INC-24-0026 confirmed high NYC MyCity AI Chatbot Advises Businesses to Break the Law (2024)
Microsoft developed and New York City government deployed NYC MyCity chatbot (Microsoft Azure AI), harming Small business owners who may have acted on illegal advice and Workers, tenants, and consumers whose rights were undermined by the chatbot's guidance ; contributing factors included hallucination tendency, insufficient safety testing, and accountability vacuum.
Incident Details
| Date Occurred | 2024-03 | Severity | high |
| Evidence Level | corroborated | Impact Level | Institution |
| Domain | Information Integrity | ||
| Primary Pattern | PAT-INF-004 Misinformation & Hallucinated Content | ||
| Secondary Patterns | PAT-CTL-004 Overreliance & Automation Bias | ||
| Regions | north america, united states | ||
| Sectors | Government, Technology | ||
| Affected Groups | General Public, Workers, Vulnerable Communities, Government Institutions | ||
| Exposure Pathways | Direct Interaction, Algorithmic Decision Impact | ||
| Causal Factors | Hallucination Tendency, Insufficient Safety Testing, Accountability Vacuum | ||
| Assets & Technologies | Large Language Models, Decision Automation | ||
| Entities | Microsoft(developer), ·New York City government(deployer, victim) | ||
| Harm Types | rights violation, operational | ||
New York City's MyCity chatbot, launched by Mayor Eric Adams in October 2023 to help small business owners navigate city regulations, was found by investigative journalists at The Markup and THE CITY to provide advice that violated local, state, and federal law. The chatbot told employers they could take workers' tips (violating New York Labor Law), told landlords they did not have to accept Section 8 vouchers (violating NYC income-source discrimination law), said it was legal to lock out tenants, and claimed there were no restrictions on residential rent. Built on Microsoft Azure AI at a cost of approximately $600,000, the chatbot remained active despite the findings until it was shut down in January 2026.
Incident Summary
In March 2024, investigative journalists at The Markup and THE CITY documented that New York City’s MyCity chatbot — an AI tool launched by Mayor Eric Adams in October 2023 to help small business owners navigate city regulations — was providing advice that violated local, state, and federal law.[1]

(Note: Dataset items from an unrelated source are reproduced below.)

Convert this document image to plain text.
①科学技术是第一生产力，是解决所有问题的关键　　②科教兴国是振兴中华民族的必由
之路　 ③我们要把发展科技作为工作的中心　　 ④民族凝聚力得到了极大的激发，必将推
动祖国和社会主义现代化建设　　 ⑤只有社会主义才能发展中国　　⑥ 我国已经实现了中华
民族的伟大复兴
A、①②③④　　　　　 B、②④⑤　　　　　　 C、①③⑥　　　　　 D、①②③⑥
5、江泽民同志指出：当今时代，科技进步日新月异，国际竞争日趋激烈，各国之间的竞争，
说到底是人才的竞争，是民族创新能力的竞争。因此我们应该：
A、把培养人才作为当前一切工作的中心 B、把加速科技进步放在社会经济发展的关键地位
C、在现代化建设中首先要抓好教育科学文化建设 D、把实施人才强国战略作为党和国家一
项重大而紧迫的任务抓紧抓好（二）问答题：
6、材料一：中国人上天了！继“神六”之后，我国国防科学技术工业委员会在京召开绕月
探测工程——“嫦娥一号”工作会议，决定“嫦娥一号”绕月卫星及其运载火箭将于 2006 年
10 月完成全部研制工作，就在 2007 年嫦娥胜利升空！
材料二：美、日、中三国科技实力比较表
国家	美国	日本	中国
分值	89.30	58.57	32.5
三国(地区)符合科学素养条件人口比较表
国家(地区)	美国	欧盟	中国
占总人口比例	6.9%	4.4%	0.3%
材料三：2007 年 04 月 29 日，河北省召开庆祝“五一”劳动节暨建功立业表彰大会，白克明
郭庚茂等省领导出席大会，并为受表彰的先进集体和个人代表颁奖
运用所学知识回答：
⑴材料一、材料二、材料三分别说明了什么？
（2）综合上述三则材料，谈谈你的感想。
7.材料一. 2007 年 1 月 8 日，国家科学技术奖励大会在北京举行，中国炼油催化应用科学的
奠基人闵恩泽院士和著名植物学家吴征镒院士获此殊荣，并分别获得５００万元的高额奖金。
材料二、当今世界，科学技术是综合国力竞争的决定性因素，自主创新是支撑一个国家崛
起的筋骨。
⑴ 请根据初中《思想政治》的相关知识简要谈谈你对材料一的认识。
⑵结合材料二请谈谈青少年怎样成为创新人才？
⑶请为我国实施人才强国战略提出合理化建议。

The chatbot, built on Microsoft Azure AI at a cost of approximately $600,000, told employers they could take workers’ tips (violating New York Labor Law Section 196-d), told landlords they did not have to accept Section 8 housing vouchers (violating NYC income-source discrimination law), said it was legal to lock out tenants, claimed there were no restrictions on residential rent (ignoring NYC rent stabilization laws), and told tenants they could not withhold rent for needed repairs. It also provided incorrect minimum wage information ($15/hour instead of the then-current $16) and suggested restaurants could refuse cash payments (violating a 2020 NYC Council law).[2]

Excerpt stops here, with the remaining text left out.